Фашисты гуляют на свободе, потому что им покровительствуют чужеземцы, а честного человека, настоящего патриота, учителя Сато, держат в тюрьме..
— Освободить учителя!— зазвенели детские голоса с деревьев.
— Свободу Сато-сенсею!
Весь стадион загудел.
— Долой предателей и их хозяев!
— Амеко, вон из Японии!
— Да здравствует мир!
Имано снова поднял руку,
и шум постепенно затих.
— Вся вина учителя заключается в том, что он сказал: «Японцы не будут воевать ни за интересы своих правителей, ни за интересы их заморских хозяев. Японцы будут бороться за мир!» И, как все честные люди, Сато требовал прекращения грабительской войны против корейского народа. И за это он оказался в тюрьме. Но Сато не один, а всех нас в тюрьму не загонишь! Мы требуем освобождения Сато! Мы будем бороться до тех пор, пока не добьемся его освобождения! Будем бороться до конца!.
Дзиро, сидевший на большой ветке клена, нагнулся к Масато:
— Слышал? Рабочие будут бороться за сенсея!
Он облизнул рассеченную губу и улыбнулся. Под глазом у него был большой синяк.
— Сенсея освободят непременно, — кивнул головой Масато. На его щеке красовалась большая царапина. — Если весь народ дунет — будет тайфун!
С соседнего дерева раздался голос Сигеру:
— Смотрите, около трибуны сидят на траве учителя Аоки и Танака и хлопают в ладоши...
Сигеру взмахнул рукой и чуть не сорвался с дерева.
— Только сплоченностью мы можем добиться своего! — Имано потряс сжатым кулаком. — Мы не одиноки в нашей борьбе за правду, справедливость и мир. Мы идем плечом к плечу со всеми простыми, честными людьми всего мира.
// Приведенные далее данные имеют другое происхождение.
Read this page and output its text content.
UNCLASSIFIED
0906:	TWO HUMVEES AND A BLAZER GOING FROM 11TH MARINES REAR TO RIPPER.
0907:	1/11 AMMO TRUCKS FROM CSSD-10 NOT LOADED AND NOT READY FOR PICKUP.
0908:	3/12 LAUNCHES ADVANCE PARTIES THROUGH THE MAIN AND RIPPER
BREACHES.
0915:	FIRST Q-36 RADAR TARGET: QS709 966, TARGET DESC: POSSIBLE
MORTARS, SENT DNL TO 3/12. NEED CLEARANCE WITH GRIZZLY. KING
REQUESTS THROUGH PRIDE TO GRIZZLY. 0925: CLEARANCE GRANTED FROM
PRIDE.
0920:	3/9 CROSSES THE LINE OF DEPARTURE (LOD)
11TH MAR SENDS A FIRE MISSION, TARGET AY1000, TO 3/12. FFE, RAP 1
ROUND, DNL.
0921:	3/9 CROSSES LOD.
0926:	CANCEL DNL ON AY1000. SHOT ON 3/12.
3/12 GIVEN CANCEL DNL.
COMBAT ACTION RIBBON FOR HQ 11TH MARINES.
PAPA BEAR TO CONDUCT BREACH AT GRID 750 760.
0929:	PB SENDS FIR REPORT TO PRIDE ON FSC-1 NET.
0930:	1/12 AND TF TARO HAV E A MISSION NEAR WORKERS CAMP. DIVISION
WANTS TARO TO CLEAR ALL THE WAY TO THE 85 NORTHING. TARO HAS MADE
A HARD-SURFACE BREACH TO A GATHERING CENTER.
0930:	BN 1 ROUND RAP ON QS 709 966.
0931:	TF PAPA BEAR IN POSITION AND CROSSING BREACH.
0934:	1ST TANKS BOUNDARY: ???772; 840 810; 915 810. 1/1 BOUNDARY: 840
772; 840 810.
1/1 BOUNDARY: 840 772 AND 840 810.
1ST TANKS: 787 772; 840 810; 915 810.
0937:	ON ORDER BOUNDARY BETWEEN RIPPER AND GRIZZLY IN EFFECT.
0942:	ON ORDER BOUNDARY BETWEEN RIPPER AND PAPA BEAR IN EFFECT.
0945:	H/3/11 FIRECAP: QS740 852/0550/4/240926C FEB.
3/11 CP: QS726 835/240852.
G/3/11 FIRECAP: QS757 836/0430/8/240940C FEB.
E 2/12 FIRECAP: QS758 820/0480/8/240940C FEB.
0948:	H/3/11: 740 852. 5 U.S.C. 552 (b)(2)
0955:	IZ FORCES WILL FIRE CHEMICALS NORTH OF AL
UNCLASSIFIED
Мы идем вместе с великими народами Советского Союза и свободного Китая...
Последние слова Имано были заглушены аплодисментами и криками:
— Советскому Союзу банзай!
— Народному Китаю банзай!
Когда Имано закончил свою речь, у трибуны появился владелец магазина «Дом журавля и черепахи» Фудзита и, опираясь на трость, осторожно взобрался на бочонок.
— Я не сомневаюсь, господа, — заговорил он тоненьким, дребезжащим голоском, кивнув подбородком в сторону Имано, — что этот человек умышленно ничего не сказал о нашем императоре и правительстве, потому что Имано — красный, и вся его речь — это коммунистическая пропаганда. Красные подрывают основы нашего государства и хотят поссорить нас с Америкой, которая помогает нам...
— Тебе помогает толстеть, а не нам! — крикнул сидевший около бочонка пожилой рабочий и сплюнул.